Using a pen tablet with a widescreen monitor presents some challenges and some new opportunities with a pen tablet due to the extreme differences in aspect ratio.
Normally a pen tablet aspect ratio has an aspect ratio of around 16:10 but monitors often have an aspect ratio of 16:9. By default this distorts shapes drawn on the pen tablet so that they appear stretched slightly in one direction. The solution is to force the tablet's active area aspect ratio to match that of the monitor.
Because the aspect ratios are close (1.6 vs 1.78), we lose a little bit of active area on the tablet, but now the drawing is without distortion.

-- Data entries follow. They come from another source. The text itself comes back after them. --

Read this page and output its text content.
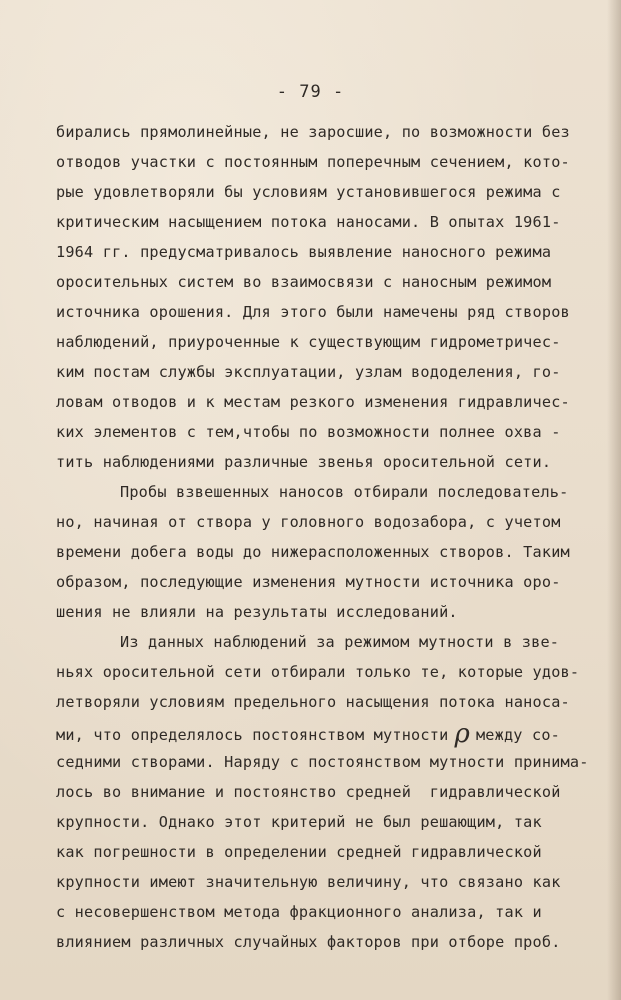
- 79 -
бирались прямолинейные, не заросшие, по возможности без
отводов участки с постоянным поперечным сечением, кото-
рые удовлетворяли бы условиям установившегося режима с
критическим насыщением потока наносами. В опытах 1961-
1964 гг. предусматривалось выявление наносного режима
оросительных систем во взаимосвязи с наносным режимом
источника орошения. Для этого были намечены ряд створов
наблюдений, приуроченные к существующим гидрометричес-
ким постам службы эксплуатации, узлам вододеления, го-
ловам отводов и к местам резкого изменения гидравличес-
ких элементов с тем,чтобы по возможности полнее охва -
тить наблюдениями различные звенья оросительной сети.
Пробы взвешенных наносов отбирали последователь-
но, начиная от створа у головного водозабора, с учетом
времени добега воды до нижерасположенных створов. Таким
образом, последующие изменения мутности источника оро-
шения не влияли на результаты исследований.
Из данных наблюдений за режимом мутности в зве-
ньях оросительной сети отбирали только те, которые удов-
летворяли условиям предельного насыщения потока наноса-
ми, что определялось постоянством мутности ρ между со-
седними створами. Наряду с постоянством мутности принима-
лось во внимание и постоянство средней  гидравлической
крупности. Однако этот критерий не был решающим, так
как погрешности в определении средней гидравлической
крупности имеют значительную величину, что связано как
с несовершенством метода фракционного анализа, так и
влиянием различных случайных факторов при отборе проб.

But in the widescreen case, the aspect ratios are quite different (1.6 vs 2.33). So, if we match the tablet's aspect ratio to the monitor, we lose much more active area.
You could map the active area of the tablet to a region of the monitor with the same aspect ratio.
The region is shown in the center of the monitor, but it could be left or right aligned.
You get to use the full area of your tablet, but then you have to carefully possition yoru drawing application into a region that the tablet is mapped to.
This is pretty rare, but I've seen people do it.
If you can reliably tile your windows to the left half and right half, this is an alternative arrangement
It loses active area on the tablet, but may be easier to work with in terms of resizing windows.
Some widescreen monitors, support presenting themselves to a computer as two separate monitors. Usually this requires two separate cables for two separate video signals.
In this case you can map the tablet to one the monitors.
This still loses some active area on the tablet, but now it is very easy to get windows into the appropriate regions.
Also some tablets, have the ability for you to use an express key or a pen button to swap between monitors. This means you can use your tablet with the entire physical display of your monitor.